Comment on draft PEP for deprecating six builtins

Raymond Hettinger python at rcn.com
Mon Apr 29 03:42:03 EDT 2002


"Alex Martelli" <aleax at aleax.it>
> There are other obvious incompatibilities between math.pow and builtin
pow:
>
> >>> math.pow(2,3)
> 8.0
> >>> pow(2,3)
> 8

That's a problem whether or not this proposal is adopted.
Like 'open' in the os module, 'pow' is a high risk candidate from for being
clobbered by a 'from math import *'.

> But I double the suitable module is math, as this would
> introduce further incompatibilities one way or another.  Module operator
> might be most appropriate for both pow and divmod.

Good point.  I'll revise accordingly.

> I think a finer-grained mechanism might be preferable, and handled by
> site.py / siteconfigure.py, perhaps, much like today are handles such
> issues as sys.path normalization, and Unicode default-encoding.  The
> former may be a more successful example than the latter, so maybe the
> need might be best approached via an extension to the parsing and
> handling of .PTH files.
>
> Right now, .PTH files handle importing and path-setting needs of
> installed packages.  Having them handle such packages' builtins-needs
> as well seems a minor extension.  Should this slow start-up too much,
maybe
> some modest acceleration could be provided e.g. by sys.whatever helper
> functions.  No objections to a PYTHONBUILTINS equivalent of PYTHONPATH,
> in addition, for off-the-cuff needs.  Dunno 'bout the proposed flag: a
> binary on/off switch seems too coarse-grained to be useful.

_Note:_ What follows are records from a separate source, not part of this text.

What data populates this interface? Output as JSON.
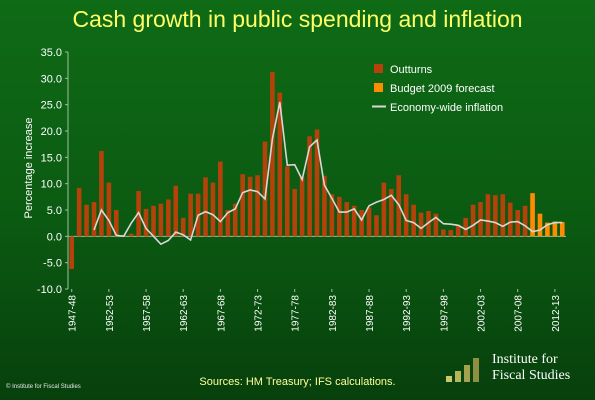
{
  "chart_data": {
    "type": "bar",
    "title": "Cash growth in public spending and inflation",
    "ylabel": "Percentage increase",
    "xlabel": "",
    "ylim": [
      -10,
      35
    ],
    "yticks": [
      "35.0",
      "30.0",
      "25.0",
      "20.0",
      "15.0",
      "10.0",
      "5.0",
      "0.0",
      "-5.0",
      "-10.0"
    ],
    "categories": [
      "1947-48",
      "1948-49",
      "1949-50",
      "1950-51",
      "1951-52",
      "1952-53",
      "1953-54",
      "1954-55",
      "1955-56",
      "1956-57",
      "1957-58",
      "1958-59",
      "1959-60",
      "1960-61",
      "1961-62",
      "1962-63",
      "1963-64",
      "1964-65",
      "1965-66",
      "1966-67",
      "1967-68",
      "1968-69",
      "1969-70",
      "1970-71",
      "1971-72",
      "1972-73",
      "1973-74",
      "1974-75",
      "1975-76",
      "1976-77",
      "1977-78",
      "1978-79",
      "1979-80",
      "1980-81",
      "1981-82",
      "1982-83",
      "1983-84",
      "1984-85",
      "1985-86",
      "1986-87",
      "1987-88",
      "1988-89",
      "1989-90",
      "1990-91",
      "1991-92",
      "1992-93",
      "1993-94",
      "1994-95",
      "1995-96",
      "1996-97",
      "1997-98",
      "1998-99",
      "1999-00",
      "2000-01",
      "2001-02",
      "2002-03",
      "2003-04",
      "2004-05",
      "2005-06",
      "2006-07",
      "2007-08",
      "2008-09",
      "2009-10",
      "2010-11",
      "2011-12",
      "2012-13",
      "2013-14"
    ],
    "xtick_labels": [
      "1947-48",
      "1952-53",
      "1957-58",
      "1962-63",
      "1967-68",
      "1972-73",
      "1977-78",
      "1982-83",
      "1987-88",
      "1992-93",
      "1997-98",
      "2002-03",
      "2007-08",
      "2012-13"
    ],
    "series": [
      {
        "name": "Outturns",
        "type": "bar",
        "color": "#b5420a",
        "values": [
          -6.2,
          9.2,
          6.0,
          6.5,
          16.2,
          10.2,
          5.0,
          0.3,
          0.5,
          8.6,
          5.2,
          5.8,
          6.2,
          7.0,
          9.6,
          3.5,
          8.1,
          8.1,
          11.2,
          10.2,
          14.2,
          5.0,
          6.2,
          11.8,
          11.3,
          11.6,
          18.0,
          31.2,
          27.3,
          13.3,
          9.0,
          11.2,
          19.0,
          20.3,
          11.5,
          8.0,
          7.5,
          6.5,
          5.8,
          5.0,
          5.5,
          4.0,
          10.2,
          9.0,
          11.6,
          8.0,
          6.0,
          4.5,
          4.8,
          4.3,
          1.3,
          1.2,
          2.2,
          3.5,
          6.0,
          6.5,
          8.0,
          7.8,
          8.0,
          6.4,
          5.0,
          5.8,
          6.6,
          null,
          null,
          null,
          null
        ]
      },
      {
        "name": "Budget 2009 forecast",
        "type": "bar",
        "color": "#ff8c00",
        "values": [
          null,
          null,
          null,
          null,
          null,
          null,
          null,
          null,
          null,
          null,
          null,
          null,
          null,
          null,
          null,
          null,
          null,
          null,
          null,
          null,
          null,
          null,
          null,
          null,
          null,
          null,
          null,
          null,
          null,
          null,
          null,
          null,
          null,
          null,
          null,
          null,
          null,
          null,
          null,
          null,
          null,
          null,
          null,
          null,
          null,
          null,
          null,
          null,
          null,
          null,
          null,
          null,
          null,
          null,
          null,
          null,
          null,
          null,
          null,
          null,
          null,
          null,
          8.2,
          4.3,
          2.6,
          2.8,
          2.7
        ]
      },
      {
        "name": "Economy-wide inflation",
        "type": "line",
        "color": "#d8d8d8",
        "values": [
          null,
          null,
          null,
          1.2,
          5.0,
          3.0,
          0.2,
          0.0,
          2.5,
          4.5,
          1.5,
          0.0,
          -1.5,
          -0.8,
          0.8,
          0.3,
          -0.7,
          4.0,
          4.7,
          4.1,
          2.8,
          4.5,
          5.2,
          8.3,
          8.8,
          8.5,
          7.1,
          18.5,
          25.5,
          13.5,
          13.6,
          10.8,
          17.0,
          18.3,
          9.7,
          7.2,
          4.6,
          4.6,
          5.2,
          3.1,
          5.8,
          6.5,
          7.0,
          7.8,
          6.0,
          3.0,
          2.6,
          1.5,
          2.6,
          3.6,
          2.4,
          2.3,
          2.1,
          1.3,
          2.1,
          3.1,
          2.9,
          2.6,
          1.9,
          2.7,
          2.8,
          2.0,
          0.9,
          1.2,
          2.2,
          2.6,
          2.6
        ]
      }
    ],
    "legend_position": "top-right",
    "grid": false
  },
  "source_note": "Sources: HM Treasury; IFS calculations.",
  "copyright": "© Institute for Fiscal Studies",
  "logo": {
    "line1": "Institute for",
    "line2": "Fiscal Studies"
  }
}
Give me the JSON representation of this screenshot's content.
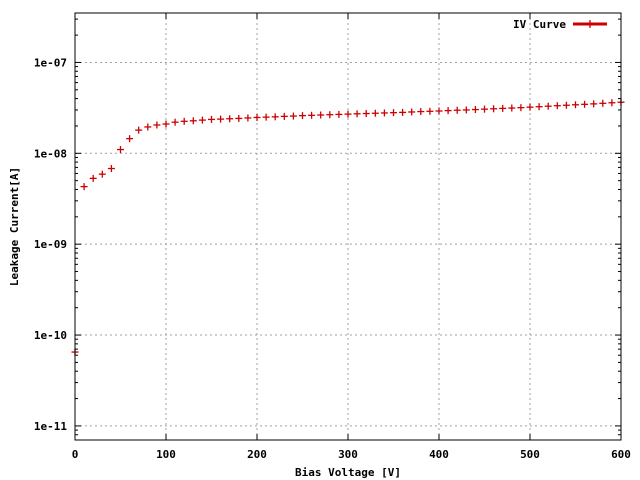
{
  "chart_data": {
    "type": "scatter",
    "title": "",
    "xlabel": "Bias Voltage [V]",
    "ylabel": "Leakage Current[A]",
    "xlim": [
      0,
      600
    ],
    "ylim": [
      7e-12,
      3.5e-07
    ],
    "y_scale": "log",
    "grid": true,
    "legend_position": "top-right",
    "x_ticks": [
      "0",
      "100",
      "200",
      "300",
      "400",
      "500",
      "600"
    ],
    "y_ticks": [
      {
        "value": 1e-11,
        "label": "1e-11"
      },
      {
        "value": 1e-10,
        "label": "1e-10"
      },
      {
        "value": 1e-09,
        "label": "1e-09"
      },
      {
        "value": 1e-08,
        "label": "1e-08"
      },
      {
        "value": 1e-07,
        "label": "1e-07"
      }
    ],
    "series": [
      {
        "name": "IV Curve",
        "color": "#cc0000",
        "x": [
          0,
          10,
          20,
          30,
          40,
          50,
          60,
          70,
          80,
          90,
          100,
          110,
          120,
          130,
          140,
          150,
          160,
          170,
          180,
          190,
          200,
          210,
          220,
          230,
          240,
          250,
          260,
          270,
          280,
          290,
          300,
          310,
          320,
          330,
          340,
          350,
          360,
          370,
          380,
          390,
          400,
          410,
          420,
          430,
          440,
          450,
          460,
          470,
          480,
          490,
          500,
          510,
          520,
          530,
          540,
          550,
          560,
          570,
          580,
          590,
          600
        ],
        "y": [
          6.5e-11,
          4.3e-09,
          5.3e-09,
          5.9e-09,
          6.8e-09,
          1.1e-08,
          1.45e-08,
          1.8e-08,
          1.95e-08,
          2.05e-08,
          2.1e-08,
          2.2e-08,
          2.25e-08,
          2.28e-08,
          2.32e-08,
          2.36e-08,
          2.38e-08,
          2.4e-08,
          2.42e-08,
          2.45e-08,
          2.48e-08,
          2.5e-08,
          2.52e-08,
          2.55e-08,
          2.57e-08,
          2.6e-08,
          2.62e-08,
          2.64e-08,
          2.66e-08,
          2.68e-08,
          2.7e-08,
          2.72e-08,
          2.74e-08,
          2.76e-08,
          2.78e-08,
          2.8e-08,
          2.82e-08,
          2.85e-08,
          2.88e-08,
          2.9e-08,
          2.92e-08,
          2.95e-08,
          2.98e-08,
          3e-08,
          3.03e-08,
          3.06e-08,
          3.09e-08,
          3.12e-08,
          3.15e-08,
          3.18e-08,
          3.22e-08,
          3.26e-08,
          3.3e-08,
          3.34e-08,
          3.38e-08,
          3.42e-08,
          3.46e-08,
          3.5e-08,
          3.55e-08,
          3.6e-08,
          3.65e-08
        ]
      }
    ]
  }
}
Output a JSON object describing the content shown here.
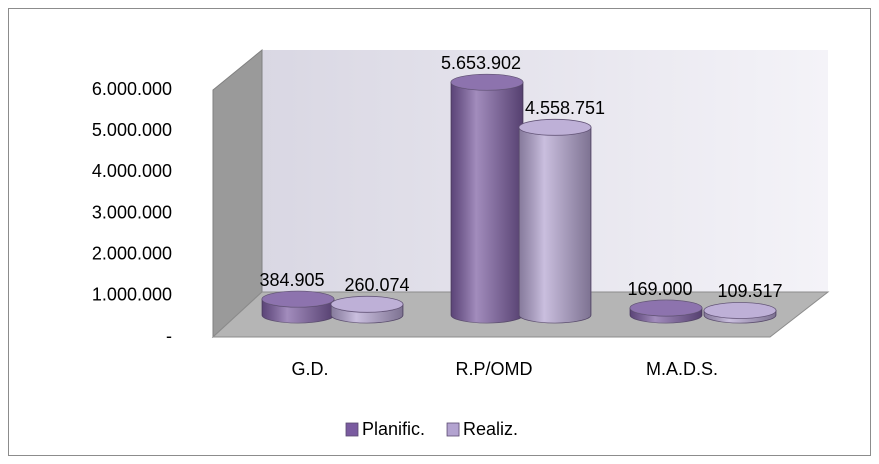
{
  "chart_data": {
    "type": "bar3d",
    "categories": [
      "G.D.",
      "R.P/OMD",
      "M.A.D.S."
    ],
    "series": [
      {
        "name": "Planific.",
        "color": "#7a5ba0",
        "values": [
          384905,
          5653902,
          169000
        ],
        "value_labels": [
          "384.905",
          "5.653.902",
          "169.000"
        ]
      },
      {
        "name": "Realiz.",
        "color": "#b3a3d0",
        "values": [
          260074,
          4558751,
          109517
        ],
        "value_labels": [
          "260.074",
          "4.558.751",
          "109.517"
        ]
      }
    ],
    "ylim": [
      0,
      6000000
    ],
    "yticks": [
      {
        "value": 0,
        "label": "-"
      },
      {
        "value": 1000000,
        "label": "1.000.000"
      },
      {
        "value": 2000000,
        "label": "2.000.000"
      },
      {
        "value": 3000000,
        "label": "3.000.000"
      },
      {
        "value": 4000000,
        "label": "4.000.000"
      },
      {
        "value": 5000000,
        "label": "5.000.000"
      },
      {
        "value": 6000000,
        "label": "6.000.000"
      }
    ],
    "legend": "bottom"
  }
}
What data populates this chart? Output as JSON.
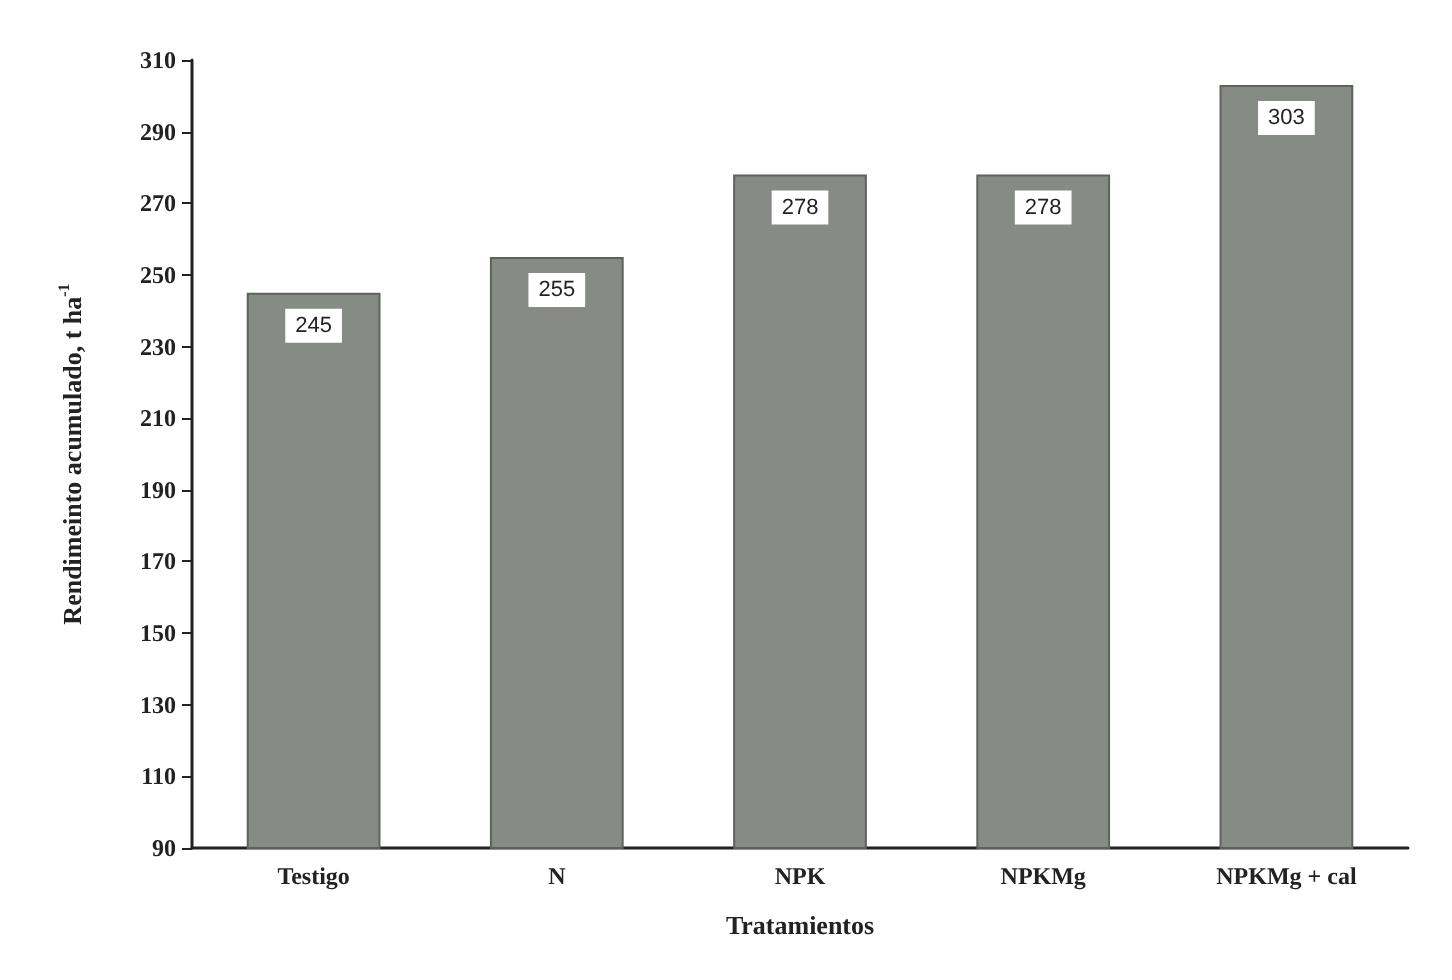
{
  "chart_data": {
    "type": "bar",
    "xlabel": "Tratamientos",
    "ylabel": "Rendimeinto acumulado, t ha$^{-1}$",
    "categories": [
      "Testigo",
      "N",
      "NPK",
      "NPKMg",
      "NPKMg + cal"
    ],
    "values": [
      245,
      255,
      278,
      278,
      303
    ],
    "color": "#868b85",
    "ylim": [
      90,
      310
    ],
    "yticks": [
      90,
      110,
      130,
      150,
      170,
      190,
      210,
      230,
      250,
      270,
      290,
      310
    ],
    "grid": false,
    "data_labels": true
  }
}
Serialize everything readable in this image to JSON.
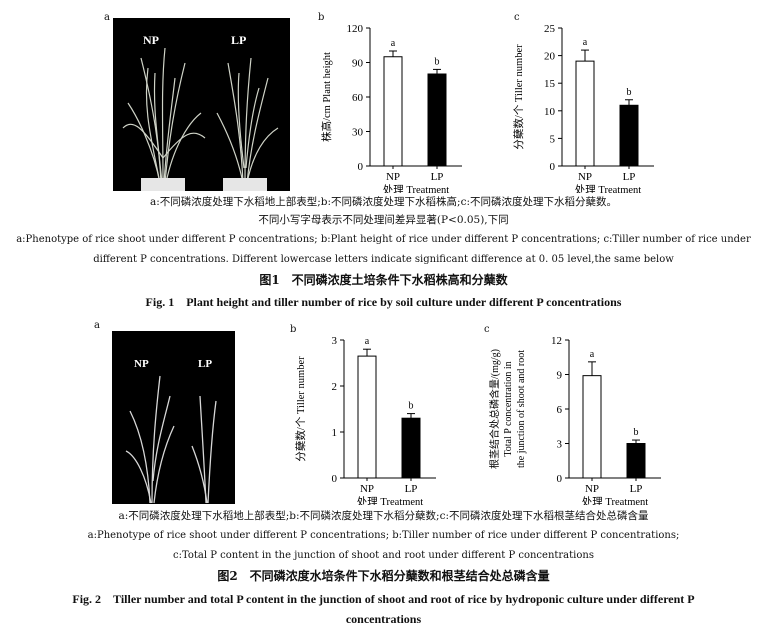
{
  "fig1": {
    "panel_labels": {
      "a": "a",
      "b": "b",
      "c": "c"
    },
    "photo_labels": {
      "np": "NP",
      "lp": "LP"
    },
    "caption_cn_line1": "a:不同磷浓度处理下水稻地上部表型;b:不同磷浓度处理下水稻株高;c:不同磷浓度处理下水稻分蘖数。",
    "caption_cn_line2": "不同小写字母表示不同处理间差异显著(P<0.05),下同",
    "caption_en_line1": "a:Phenotype of rice shoot under different P concentrations; b:Plant height of rice under different P concentrations; c:Tiller number of rice under",
    "caption_en_line2": "different P concentrations. Different lowercase letters indicate significant difference at 0. 05 level,the same below",
    "title_cn": "图1　不同磷浓度土培条件下水稻株高和分蘖数",
    "title_en": "Fig. 1　Plant height and tiller number of rice by soil culture under different P concentrations"
  },
  "fig2": {
    "panel_labels": {
      "a": "a",
      "b": "b",
      "c": "c"
    },
    "photo_labels": {
      "np": "NP",
      "lp": "LP"
    },
    "caption_cn_line1": "a:不同磷浓度处理下水稻地上部表型;b:不同磷浓度处理下水稻分蘖数;c:不同磷浓度处理下水稻根茎结合处总磷含量",
    "caption_en_line1": "a:Phenotype of rice shoot under different P concentrations; b:Tiller number of rice under different P concentrations;",
    "caption_en_line2": "c:Total P content in the junction of shoot and root under different P concentrations",
    "title_cn": "图2　不同磷浓度水培条件下水稻分蘖数和根茎结合处总磷含量",
    "title_en_line1": "Fig. 2　Tiller number and total P content in the junction of shoot and root of rice by hydroponic culture under different P",
    "title_en_line2": "concentrations"
  },
  "colors": {
    "np_fill": "#ffffff",
    "lp_fill": "#000000",
    "photo_bg": "#000000"
  },
  "chart_data": [
    {
      "id": "fig1b",
      "type": "bar",
      "categories": [
        "NP",
        "LP"
      ],
      "values": [
        95,
        80
      ],
      "errors": [
        5,
        4
      ],
      "sig_letters": [
        "a",
        "b"
      ],
      "xlabel": "处理 Treatment",
      "ylabel": "株高/cm Plant height",
      "ylim": [
        0,
        120
      ],
      "yticks": [
        0,
        30,
        60,
        90,
        120
      ]
    },
    {
      "id": "fig1c",
      "type": "bar",
      "categories": [
        "NP",
        "LP"
      ],
      "values": [
        19,
        11
      ],
      "errors": [
        2,
        1
      ],
      "sig_letters": [
        "a",
        "b"
      ],
      "xlabel": "处理 Treatment",
      "ylabel": "分蘖数/个 Tiller number",
      "ylim": [
        0,
        25
      ],
      "yticks": [
        0,
        5,
        10,
        15,
        20,
        25
      ]
    },
    {
      "id": "fig2b",
      "type": "bar",
      "categories": [
        "NP",
        "LP"
      ],
      "values": [
        2.65,
        1.3
      ],
      "errors": [
        0.15,
        0.1
      ],
      "sig_letters": [
        "a",
        "b"
      ],
      "xlabel": "处理 Treatment",
      "ylabel": "分蘖数/个 Tiller number",
      "ylim": [
        0,
        3
      ],
      "yticks": [
        0,
        1,
        2,
        3
      ]
    },
    {
      "id": "fig2c",
      "type": "bar",
      "categories": [
        "NP",
        "LP"
      ],
      "values": [
        8.9,
        3.0
      ],
      "errors": [
        1.2,
        0.3
      ],
      "sig_letters": [
        "a",
        "b"
      ],
      "xlabel": "处理 Treatment",
      "ylabel_lines": [
        "根茎结合处总磷含量/(mg/g)",
        "Total P concentration in",
        "the junction of shoot and root"
      ],
      "ylim": [
        0,
        12
      ],
      "yticks": [
        0,
        3,
        6,
        9,
        12
      ]
    }
  ]
}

Agreed.  We need some sort of undeprecate mechanism by the time the
functions disappear (around Py2.6 or so).  Site.py seems like a better
approach than I proposed.

> >     in perpetuity.  Like "from __future__" this mechanism can be used
for
> >     other deprecations, allowing the language to evolve without
> >     accumulating clutter.
>
> Exactly because of such "ongoing needs", the mechanism deserves careful
> design.

Yes!

> No doubt more builtin candidates for deprecation can be proposed.
> Take, for example, 'apply'.  What need does it serve, ever since the
> forms *args and **kwds started applying to actual arguments (i.e., at
> function-call time) as well as to formal arguments (i.e., at function
> definition time)?  I.e., since 2.0 (or 1.6, I don't recall).  Indeed
> that would have been my first candidate for built-in deprecation (also
> for alphabetical reasons:-).
>
> abs, buffer, chr, cmp, coerce, id, intern, oct, ord, are a few others
> that might be worth thinking about in terms of frequency of need --
> they're all needed some of the time, of course, but how often?  Often
> enough to be warranted as built-ins?  I surely use, e.g., map, more
> often than, e.g., cmp, coerce, or id.  Not to mention intern.  So why
> should map go away and the others remain?  This is not meant to be a
> rhetorical question, but to prompt active reflection/discussion/study.

I picked the first six candidates for re-assignment or elimination.
No doubt, there will be others.

Thank you for the insightful comments.  I'll revise the draft accordingly.